L’evoluzione dei materiali è una parte importante della storia: “quando ho cominciato con mio padre l’ossatura del carro era prevalentemente in legno – racconta Alessandro-. I calchi erano in gesso e per la pelle del mascherone usavamo carta ricalco assemblata. La grande rivoluzione è stata l’introduzione del ferro”. Certo, riconosce Alessandro con una punta di amarezza, “oggi la tecnologia ci ha rubato un po’ il mestiere: con le macchine a controllo numerico si riesce anche a progettare e la lavorazione CAD CAM ha in parte sostituito il lavoro del maestro artigiano, soprattutto nella fresatura del polistirolo per la produzione di macchine scenografiche”.

oggi la tecnologia ci ha rubato un po’ il mestiere

Carnevale=libertà e satira

Se il Carnevale è libertà, di dissacrare e deridere, Viareggio è sinonimo di satira. Un binomio indissolubile, sin dal ’60, quando papà Silvano progettò e realizzò Carnevale al vertice: “rappresentava un meeting tra Eisenhower, Krusciov e Macmillan – racconta Alessandro-. Facevano finta di governare il mondo con simboli di pace, mentre dietro la schiena erano armati e si stavano spartendo quello che a grandi linee è il mondo di oggi, diviso in blocchi ideologici”.

Dalla satira politica, però, Alessandro sceglie di distaccarsi per dedicarsi a tematiche sociali. “Ogni costruttore ha una sensibilità artistica che si mescola alla sua formazione culturale – dice Alessandro-. Ogni artigiano esprime ciò che vuole esprimere, all’interno di una cornice che è il Carnevale”.

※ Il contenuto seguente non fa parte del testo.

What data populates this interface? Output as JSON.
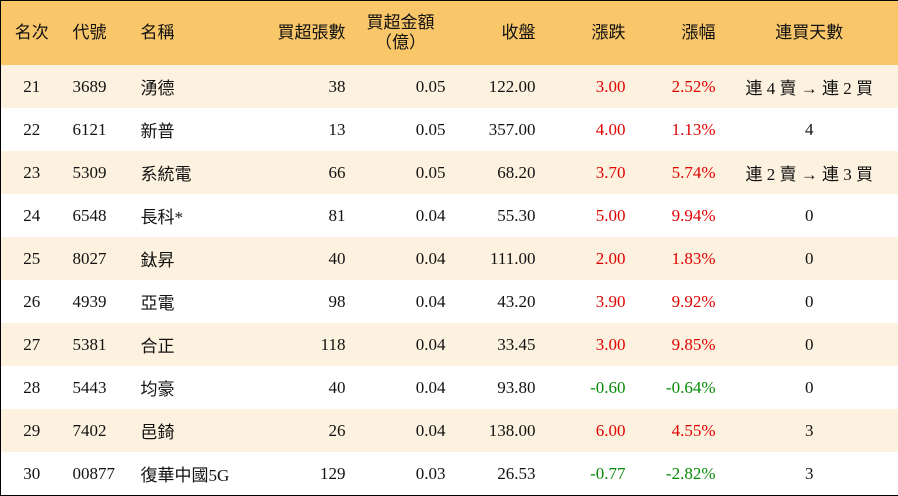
{
  "table": {
    "header": [
      "名次",
      "代號",
      "名稱",
      "買超張數",
      "買超金額\n（億）",
      "收盤",
      "漲跌",
      "漲幅",
      "連買天數"
    ],
    "rows": [
      [
        "21",
        "3689",
        "湧德",
        "38",
        "0.05",
        "122.00",
        "3.00",
        "2.52%",
        "連 4 賣 → 連 2 買"
      ],
      [
        "22",
        "6121",
        "新普",
        "13",
        "0.05",
        "357.00",
        "4.00",
        "1.13%",
        "4"
      ],
      [
        "23",
        "5309",
        "系統電",
        "66",
        "0.05",
        "68.20",
        "3.70",
        "5.74%",
        "連 2 賣 → 連 3 買"
      ],
      [
        "24",
        "6548",
        "長科*",
        "81",
        "0.04",
        "55.30",
        "5.00",
        "9.94%",
        "0"
      ],
      [
        "25",
        "8027",
        "鈦昇",
        "40",
        "0.04",
        "111.00",
        "2.00",
        "1.83%",
        "0"
      ],
      [
        "26",
        "4939",
        "亞電",
        "98",
        "0.04",
        "43.20",
        "3.90",
        "9.92%",
        "0"
      ],
      [
        "27",
        "5381",
        "合正",
        "118",
        "0.04",
        "33.45",
        "3.00",
        "9.85%",
        "0"
      ],
      [
        "28",
        "5443",
        "均豪",
        "40",
        "0.04",
        "93.80",
        "-0.60",
        "-0.64%",
        "0"
      ],
      [
        "29",
        "7402",
        "邑錡",
        "26",
        "0.04",
        "138.00",
        "6.00",
        "4.55%",
        "3"
      ],
      [
        "30",
        "00877",
        "復華中國5G",
        "129",
        "0.03",
        "26.53",
        "-0.77",
        "-2.82%",
        "3"
      ]
    ]
  }
}
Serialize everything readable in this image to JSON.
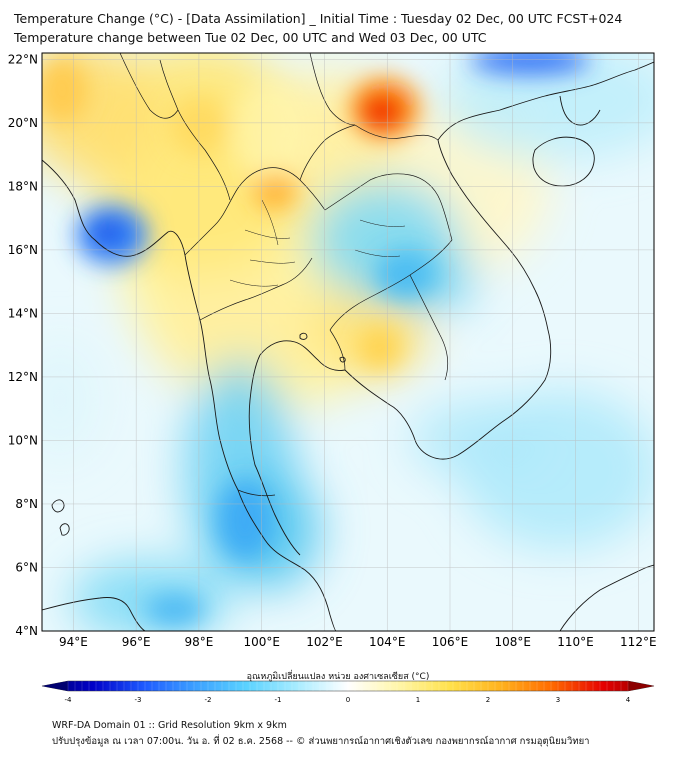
{
  "header": {
    "title_line1": "Temperature Change (°C) - [Data Assimilation] _ Initial Time : Tuesday 02 Dec, 00 UTC FCST+024",
    "title_line2": "Temperature change between Tue 02 Dec, 00 UTC and Wed 03 Dec, 00 UTC"
  },
  "map": {
    "lat_labels": [
      "22°N",
      "20°N",
      "18°N",
      "16°N",
      "14°N",
      "12°N",
      "10°N",
      "8°N",
      "6°N",
      "4°N"
    ],
    "lat_values": [
      22,
      20,
      18,
      16,
      14,
      12,
      10,
      8,
      6,
      4
    ],
    "lon_labels": [
      "94°E",
      "96°E",
      "98°E",
      "100°E",
      "102°E",
      "104°E",
      "106°E",
      "108°E",
      "110°E",
      "112°E"
    ],
    "lon_values": [
      94,
      96,
      98,
      100,
      102,
      104,
      106,
      108,
      110,
      112
    ],
    "extent": {
      "lon_min": 93,
      "lon_max": 112.5,
      "lat_min": 4,
      "lat_max": 22.2
    },
    "features": [
      {
        "name": "warm-hotspot-north-vietnam-laos",
        "lon": 103.5,
        "lat": 20.6,
        "value": 3.2
      },
      {
        "name": "warm-patch-north-thailand",
        "lon": 100.3,
        "lat": 17.7,
        "value": 2.0
      },
      {
        "name": "warm-patch-myanmar-northwest",
        "lon": 93.5,
        "lat": 21.0,
        "value": 1.6
      },
      {
        "name": "warm-patch-cambodia-west",
        "lon": 103.0,
        "lat": 12.8,
        "value": 1.4
      },
      {
        "name": "cold-spot-bay-of-bengal",
        "lon": 95.2,
        "lat": 16.6,
        "value": -2.4
      },
      {
        "name": "cold-patch-northeast-thailand",
        "lon": 104.0,
        "lat": 16.0,
        "value": -1.4
      },
      {
        "name": "cold-patch-gulf-coast-south",
        "lon": 100.0,
        "lat": 8.5,
        "value": -1.5
      },
      {
        "name": "cold-spot-gulf-of-tonkin",
        "lon": 108.8,
        "lat": 22.0,
        "value": -2.6
      },
      {
        "name": "cold-patch-south-china-sea",
        "lon": 108.5,
        "lat": 8.5,
        "value": -1.0
      },
      {
        "name": "cold-patch-andaman-south",
        "lon": 97.0,
        "lat": 4.7,
        "value": -1.2
      }
    ]
  },
  "colorbar": {
    "title": "อุณหภูมิเปลี่ยนแปลง หน่วย องศาเซลเซียส (°C)",
    "tick_labels": [
      "-4",
      "-3",
      "-2",
      "-1",
      "0",
      "1",
      "2",
      "3",
      "4"
    ],
    "tick_values": [
      -4,
      -3,
      -2,
      -1,
      0,
      1,
      2,
      3,
      4
    ],
    "colors": [
      "#000070",
      "#0000c8",
      "#1e5aff",
      "#3ca0ff",
      "#5ad2ff",
      "#a8ecff",
      "#ffffff",
      "#fff6a8",
      "#ffe14b",
      "#ffb21e",
      "#ff6a00",
      "#e60000",
      "#8c0000"
    ]
  },
  "footer": {
    "line1": "WRF-DA Domain 01 :: Grid Resolution 9km x 9km",
    "line2": "ปรับปรุงข้อมูล ณ เวลา 07:00น. วัน อ. ที่ 02 ธ.ค. 2568 -- © ส่วนพยากรณ์อากาศเชิงตัวเลข กองพยากรณ์อากาศ กรมอุตุนิยมวิทยา"
  }
}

Tutti al lavoro per il Carnevale 2022

Il conto alla rovescia per la sfilata di Carnevale più celebre e più attesa dell’anno è iniziato. E per l’azienda Avanzini è così da oltre 70 anni. “Dotti, medici e sapienti”, il carro progettato e realizzato da Alessandro, è quasi pronto. “E’ una satira, un bestiario, animato da figure simboliche delle istituzioni, del mondo accademico, economico-capitalista e militare. Tutti hanno un corpo umano, ma la testa di animale” racconta mostrando i giganteschi manufatti. “Li rappresentiamo in un teatro anatomico. I personaggi guardano l’Italia, rappresentata da un burattino con un’enorme e pesantissima corona: fa fatica a sorreggere il simbolo italico sulla testa”. Una zavorra, tradotta in satira popolare che, spiega Alessandro, richiama l’espressionismo tedesco. Il copione prevede che il carro avanzi con le sue gigantesche allegorie. La fine della storia ce la racconta lui: “Arriva una camionata carica di zecchini d’oro. Speriamo che dietro l’angolo non ci siano il gatto e la volpe. Come di solito accade in questo Paese”.